UPDATE : This seems to not necessarily be true when drawing small images? That may be a clue- that this problem is amplified when large images (i.e. fullsize camera pics) are used. 640x480 seems to be pretty similar in terms of execution time with either method
UPDATE 2 : Ok, so I've discovered something new.. Its actually NOT the backing of the CGImage that is changing the performance. I can flip-flop the order of the 2 steps and make the UIImage method behave slowly, whereas the "naked" CGImage will be super fast.
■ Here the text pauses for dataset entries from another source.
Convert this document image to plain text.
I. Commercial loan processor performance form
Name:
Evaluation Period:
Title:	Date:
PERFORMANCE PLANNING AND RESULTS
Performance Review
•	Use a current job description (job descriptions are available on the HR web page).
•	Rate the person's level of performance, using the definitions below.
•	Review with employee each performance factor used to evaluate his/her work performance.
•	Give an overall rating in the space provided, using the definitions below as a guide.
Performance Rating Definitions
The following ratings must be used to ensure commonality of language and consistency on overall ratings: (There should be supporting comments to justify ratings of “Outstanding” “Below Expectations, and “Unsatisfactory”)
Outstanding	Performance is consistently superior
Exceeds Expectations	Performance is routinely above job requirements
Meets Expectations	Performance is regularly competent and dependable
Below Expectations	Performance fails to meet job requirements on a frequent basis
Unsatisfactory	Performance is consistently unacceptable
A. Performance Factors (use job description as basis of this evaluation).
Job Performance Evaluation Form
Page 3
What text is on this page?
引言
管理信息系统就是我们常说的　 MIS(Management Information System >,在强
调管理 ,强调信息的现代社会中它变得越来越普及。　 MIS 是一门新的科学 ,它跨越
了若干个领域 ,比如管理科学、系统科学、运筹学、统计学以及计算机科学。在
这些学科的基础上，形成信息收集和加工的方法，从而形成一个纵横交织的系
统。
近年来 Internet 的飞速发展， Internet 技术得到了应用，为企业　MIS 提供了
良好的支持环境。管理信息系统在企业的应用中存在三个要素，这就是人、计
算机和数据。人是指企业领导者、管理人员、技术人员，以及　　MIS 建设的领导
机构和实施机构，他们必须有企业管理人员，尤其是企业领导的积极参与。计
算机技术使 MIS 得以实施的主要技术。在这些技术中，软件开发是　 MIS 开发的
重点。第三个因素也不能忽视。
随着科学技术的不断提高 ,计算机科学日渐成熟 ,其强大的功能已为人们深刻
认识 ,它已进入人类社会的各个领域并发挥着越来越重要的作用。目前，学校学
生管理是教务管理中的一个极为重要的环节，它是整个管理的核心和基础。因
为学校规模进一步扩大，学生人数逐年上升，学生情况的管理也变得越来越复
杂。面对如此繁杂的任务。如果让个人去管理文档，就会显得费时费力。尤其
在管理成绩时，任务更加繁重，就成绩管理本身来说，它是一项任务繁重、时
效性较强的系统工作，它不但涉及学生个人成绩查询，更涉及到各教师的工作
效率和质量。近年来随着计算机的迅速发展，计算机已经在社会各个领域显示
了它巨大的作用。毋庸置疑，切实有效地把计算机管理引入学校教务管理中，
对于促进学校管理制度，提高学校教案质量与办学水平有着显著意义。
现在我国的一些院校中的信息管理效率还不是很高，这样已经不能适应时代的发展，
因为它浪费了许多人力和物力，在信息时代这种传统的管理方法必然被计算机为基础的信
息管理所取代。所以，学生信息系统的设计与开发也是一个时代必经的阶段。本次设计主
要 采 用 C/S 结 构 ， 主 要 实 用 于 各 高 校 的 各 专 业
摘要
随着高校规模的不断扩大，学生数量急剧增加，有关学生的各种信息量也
It seems whichever you perform second will suffer from terrible performance. This seems to be the case UNLESS I free memory by calling CGImageRelease on the image I created with CGBitmapContextCreateImage. Then the UIImage backed method will be fast subsequently. The inverse it not true. What gives? "Crowded" memory shouldn't affect performance like this, should it?
UPDATE 3 : Spoke too soon. The previous update holds true for images at size 2048x2048 but stepping up to 1936x2592 (camera size) the naked CGImage method is still way slower, regardless of order of operations or memory situation. Maybe there are some CG internal limits that make a 16MB image efficient whereas the 21MB image can't be handled efficiently. Its literally 20 times slower to draw the camera size than a 2048x2048. Somehow UIImage provides its CGImage data much faster than a pure CGImage object does. o.O
UPDATE 4 : I thought this might have to do with some memory caching thing, but the results are the same whether the UIImage is loaded with the non-caching [UIImage imageWithContentsOfFile] as if [UIImage imageNamed] is used.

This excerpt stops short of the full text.